Ken Levesque of GNE LLC, the entity that runs the former hydroelectric concerns of Great Northern Paper Inc., said this is the worst snow year he’s seen in his 21 years of working on hydroelectric projects.
On the West Branch of the Penobscot River, his team measured an average of a little more than 19 inches of snow. That compares to the average of 27 inches measured over the last 10 years.
The snow on the ground this year contained just under 5 inches of water compared to an average of 7 inches, Levesque said.
“It’s the lowest I’ve ever seen,” he told the task force, a group from numerous state and federal government agencies formed last year.
Typically, those who measure the snowpack have to trudge to various sites on snowshoes.
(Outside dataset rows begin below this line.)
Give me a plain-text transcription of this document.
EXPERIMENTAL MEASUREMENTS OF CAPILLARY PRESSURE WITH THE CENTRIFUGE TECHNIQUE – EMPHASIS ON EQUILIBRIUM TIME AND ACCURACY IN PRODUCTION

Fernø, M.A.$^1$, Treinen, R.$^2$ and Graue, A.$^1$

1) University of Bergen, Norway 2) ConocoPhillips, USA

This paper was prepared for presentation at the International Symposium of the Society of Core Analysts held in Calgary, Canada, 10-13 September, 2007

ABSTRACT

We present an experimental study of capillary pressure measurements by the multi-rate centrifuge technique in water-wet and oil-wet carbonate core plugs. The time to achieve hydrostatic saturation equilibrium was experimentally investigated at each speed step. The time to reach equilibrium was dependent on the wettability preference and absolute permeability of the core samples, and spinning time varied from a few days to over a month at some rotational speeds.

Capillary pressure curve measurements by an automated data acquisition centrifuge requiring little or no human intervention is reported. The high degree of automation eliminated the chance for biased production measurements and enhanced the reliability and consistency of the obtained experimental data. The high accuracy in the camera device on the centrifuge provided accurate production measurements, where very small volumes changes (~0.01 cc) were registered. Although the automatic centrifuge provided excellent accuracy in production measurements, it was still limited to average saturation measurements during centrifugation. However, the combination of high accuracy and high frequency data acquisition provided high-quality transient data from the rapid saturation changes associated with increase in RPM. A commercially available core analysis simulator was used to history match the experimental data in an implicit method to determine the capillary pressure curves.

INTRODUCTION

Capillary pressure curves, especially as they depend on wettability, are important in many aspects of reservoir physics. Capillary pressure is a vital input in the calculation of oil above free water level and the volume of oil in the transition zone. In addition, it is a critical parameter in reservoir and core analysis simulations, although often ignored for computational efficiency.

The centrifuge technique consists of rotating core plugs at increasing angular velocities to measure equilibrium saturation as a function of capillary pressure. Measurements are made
This year, they merely walked across the hard, crusty snow, Levesque added.
As Bob Lent, head of the U.S. Geological Survey in Maine, sees it, the below-normal winter precipitation coupled with the earlier-than-normal snowmelt means “a double whammy” for groundwater supplies.
The rains of recent weeks may at first appear to have helped the situation, but that isn’t true, several speakers told the task force. Because the ground is still frozen, the rain simply washed away into streams and rivers that ultimately head to the ocean, rather than slowly seeping in the ground.
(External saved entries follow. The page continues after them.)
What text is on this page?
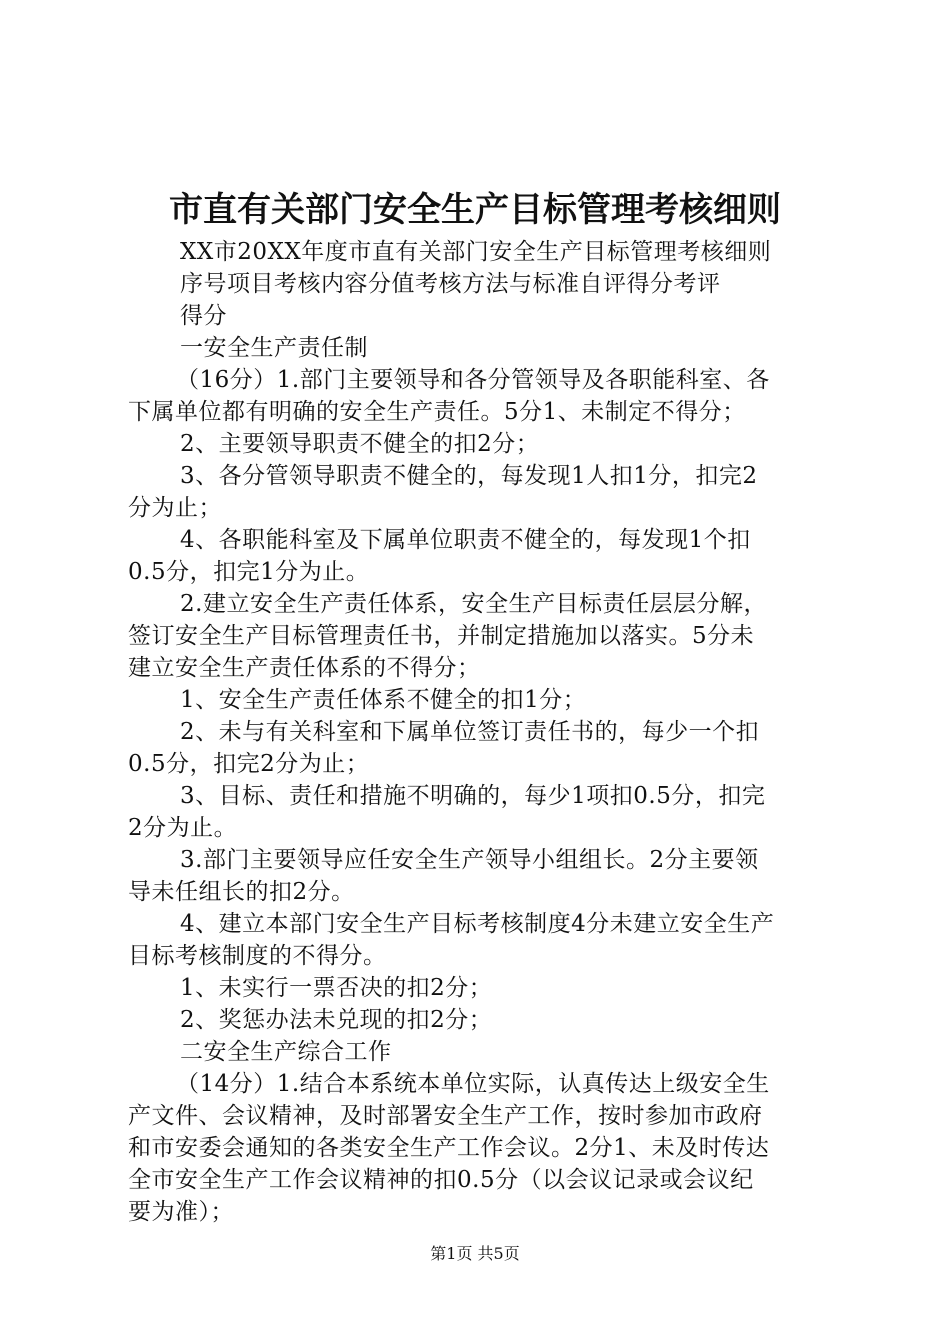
市直有关部门安全生产目标管理考核细则
XX市20XX年度市直有关部门安全生产目标管理考核细则
序号项目考核内容分值考核方法与标准自评得分考评
得分
一安全生产责任制
（16分）1.部门主要领导和各分管领导及各职能科室、各
下属单位都有明确的安全生产责任。5分1、未制定不得分；
2、主要领导职责不健全的扣2分；
3、各分管领导职责不健全的，每发现1人扣1分，扣完2
分为止；
4、各职能科室及下属单位职责不健全的，每发现1个扣
0.5分，扣完1分为止。
2.建立安全生产责任体系，安全生产目标责任层层分解，
签订安全生产目标管理责任书，并制定措施加以落实。5分未
建立安全生产责任体系的不得分；
1、安全生产责任体系不健全的扣1分；
2、未与有关科室和下属单位签订责任书的，每少一个扣
0.5分，扣完2分为止；
3、目标、责任和措施不明确的，每少1项扣0.5分，扣完
2分为止。
3.部门主要领导应任安全生产领导小组组长。2分主要领
导未任组长的扣2分。
4、建立本部门安全生产目标考核制度4分未建立安全生产
目标考核制度的不得分。
1、未实行一票否决的扣2分；
2、奖惩办法未兑现的扣2分；
二安全生产综合工作
（14分）1.结合本系统本单位实际，认真传达上级安全生
产文件、会议精神，及时部署安全生产工作，按时参加市政府
和市安委会通知的各类安全生产工作会议。2分1、未及时传达
全市安全生产工作会议精神的扣0.5分（以会议记录或会议纪
要为准）；
第1页 共5页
The amount of water in 10 test wells across the state monitored by the U.S. Geological Survey continued to be below normal in February, said Greg Stewart of that agency. In fact, six of the wells set new record-low levels last month, he said.
Although this winter wasn’t the least snowy in history, it was well below average. In Bangor, 48 inches of snow has fallen this winter, compared to a historical average of 77 inches, said Hendricus Lulofs of the National Weather Service in Caribou.
Caribou typically averages 112 inches of snow, but only 62 has fallen this season.
There is no prediction of substantial snowfall in the near future, Lulofs said.
It was the second-warmest winter recorded in 107 years. In Caribou, the average temperature was 19 degrees, well above the normal 12, making this winter the warmest on record since 1939, Lulofs said.
Weather forecasters have predicted an El Nino weather pattern for this summer, which means the East Coast will experience warmer-than-normal temperatures and only average precipitation.
That’s bad news for Maine.
The state would need at least 11/2 times its normal precipitation to end the drought by this summer. There’s less than a 10 percent chance of that happening, said state climatologist Greg Zielinski.
“As far as the forecast, it doesn’t look good at all,” he said.
State drinking water officials are keeping a nervous watch on the situation. Thirty-nine small public drinking water systems, such as those at trailer parks, have gone dry, said Nancy Beardsley, director of the drinking water program within the Department of Human Services. About 2,000 private wells also have run dry, it is believed.
The situation is likely to get worse this summer when seasonal businesses that use a lot of water such as restaurants, hotels and campgrounds open for business, putting more demand on already low supplies, she said.